But these are obviously not equivalent: the first type is a map where all values are either strings or ints, and the second one is either a map where all values are strings, or all values are ints.

If that's confusing, consider: {foo: 1, bar: "2"}. It satisfies `Map<String, String | int>` but not `Map<String, String> | Map<String, int>`.

(In fact, the latter is a subtype of the former.)

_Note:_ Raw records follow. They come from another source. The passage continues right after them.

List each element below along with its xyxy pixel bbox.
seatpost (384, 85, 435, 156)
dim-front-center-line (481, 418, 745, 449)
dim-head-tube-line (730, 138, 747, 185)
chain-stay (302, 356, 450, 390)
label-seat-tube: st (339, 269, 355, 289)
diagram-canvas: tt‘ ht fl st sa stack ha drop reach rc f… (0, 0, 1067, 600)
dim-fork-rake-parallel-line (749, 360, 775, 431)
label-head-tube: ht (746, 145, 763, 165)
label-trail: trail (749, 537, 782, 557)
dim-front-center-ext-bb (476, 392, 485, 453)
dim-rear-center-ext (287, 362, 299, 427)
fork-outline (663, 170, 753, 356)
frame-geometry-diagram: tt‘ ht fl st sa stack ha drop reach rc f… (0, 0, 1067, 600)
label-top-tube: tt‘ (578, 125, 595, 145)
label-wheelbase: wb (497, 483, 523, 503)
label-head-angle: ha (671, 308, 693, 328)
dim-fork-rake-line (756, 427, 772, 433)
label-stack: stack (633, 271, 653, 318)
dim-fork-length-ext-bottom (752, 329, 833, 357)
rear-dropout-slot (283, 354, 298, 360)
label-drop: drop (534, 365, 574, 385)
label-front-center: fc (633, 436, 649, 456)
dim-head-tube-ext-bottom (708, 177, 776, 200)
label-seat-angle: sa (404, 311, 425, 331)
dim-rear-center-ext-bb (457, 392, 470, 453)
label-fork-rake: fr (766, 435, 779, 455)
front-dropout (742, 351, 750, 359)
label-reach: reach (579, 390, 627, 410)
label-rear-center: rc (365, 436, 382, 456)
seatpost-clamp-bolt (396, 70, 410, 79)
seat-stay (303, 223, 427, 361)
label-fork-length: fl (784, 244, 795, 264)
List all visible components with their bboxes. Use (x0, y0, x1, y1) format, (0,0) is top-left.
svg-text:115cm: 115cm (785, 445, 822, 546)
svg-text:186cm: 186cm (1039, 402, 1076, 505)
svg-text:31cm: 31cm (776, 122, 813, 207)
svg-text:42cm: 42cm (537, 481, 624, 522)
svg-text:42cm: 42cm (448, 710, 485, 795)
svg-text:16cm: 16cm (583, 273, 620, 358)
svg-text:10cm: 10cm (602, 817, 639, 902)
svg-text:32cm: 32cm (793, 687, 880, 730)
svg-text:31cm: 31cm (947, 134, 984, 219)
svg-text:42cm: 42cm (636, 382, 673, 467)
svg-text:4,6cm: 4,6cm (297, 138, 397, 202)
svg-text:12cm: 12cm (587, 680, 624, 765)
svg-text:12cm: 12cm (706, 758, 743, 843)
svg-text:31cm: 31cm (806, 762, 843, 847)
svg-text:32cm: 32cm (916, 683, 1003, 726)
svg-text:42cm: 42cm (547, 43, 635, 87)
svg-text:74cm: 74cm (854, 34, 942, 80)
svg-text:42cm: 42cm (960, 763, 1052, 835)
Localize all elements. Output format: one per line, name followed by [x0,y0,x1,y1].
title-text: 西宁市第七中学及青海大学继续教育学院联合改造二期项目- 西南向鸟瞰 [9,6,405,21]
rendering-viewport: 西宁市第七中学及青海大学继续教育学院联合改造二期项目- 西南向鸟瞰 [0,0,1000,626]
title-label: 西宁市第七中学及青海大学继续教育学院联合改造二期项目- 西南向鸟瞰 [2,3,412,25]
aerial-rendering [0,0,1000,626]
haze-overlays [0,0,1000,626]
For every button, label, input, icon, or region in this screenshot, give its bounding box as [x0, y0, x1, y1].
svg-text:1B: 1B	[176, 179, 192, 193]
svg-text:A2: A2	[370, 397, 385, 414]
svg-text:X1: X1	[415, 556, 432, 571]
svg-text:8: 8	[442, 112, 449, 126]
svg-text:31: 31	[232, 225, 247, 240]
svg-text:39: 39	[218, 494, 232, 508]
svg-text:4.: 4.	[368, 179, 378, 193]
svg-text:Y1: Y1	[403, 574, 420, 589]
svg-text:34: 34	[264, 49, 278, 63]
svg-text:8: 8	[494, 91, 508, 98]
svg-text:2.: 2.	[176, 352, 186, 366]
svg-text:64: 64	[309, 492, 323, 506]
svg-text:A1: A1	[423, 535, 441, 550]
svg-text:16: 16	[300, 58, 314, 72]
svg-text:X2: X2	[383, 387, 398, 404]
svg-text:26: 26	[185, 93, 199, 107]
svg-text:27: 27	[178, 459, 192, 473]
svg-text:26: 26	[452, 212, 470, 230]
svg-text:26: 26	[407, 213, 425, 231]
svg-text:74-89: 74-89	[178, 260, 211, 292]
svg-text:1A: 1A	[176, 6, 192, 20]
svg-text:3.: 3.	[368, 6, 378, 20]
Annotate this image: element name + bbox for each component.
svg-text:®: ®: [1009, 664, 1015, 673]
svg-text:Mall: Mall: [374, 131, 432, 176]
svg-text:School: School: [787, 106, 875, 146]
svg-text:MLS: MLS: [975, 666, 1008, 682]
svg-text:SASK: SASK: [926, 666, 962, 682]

P.S. You also seem to have misunderstood the toplevel comment about modeling record types as maps, as being about typing maps that exist in the language.

1 comments

These types are equivalent if you consider a value of both of these types have the exact same read operations. Calling `get(String)` will return `String | int` in both cases. You're right that you could build a value of one of these types that does NOT conform to the union, however. I am not sure what's the technical name for what I am trying to say... are they "covariantly equivalent"???

EDIT: ok, I just wanted to say that one type, `Map<String, String | int>`, is a supertype of `Map<String, int> | Map<String, String>`, so if a function accepts the former, it also accepts the latter. They're not equivalent but you can substitute one for the other (one way only) and still perform the same operations (always assuming read-only types, if you introduce mutation everything becomes horrible).

I was trying to emphasize how having type "combinations" ends up causing the type system to become undecidable as you end up with infinite combinations possible, but as I haven't really gone too deeply into why, I am having trouble to articulate the argument.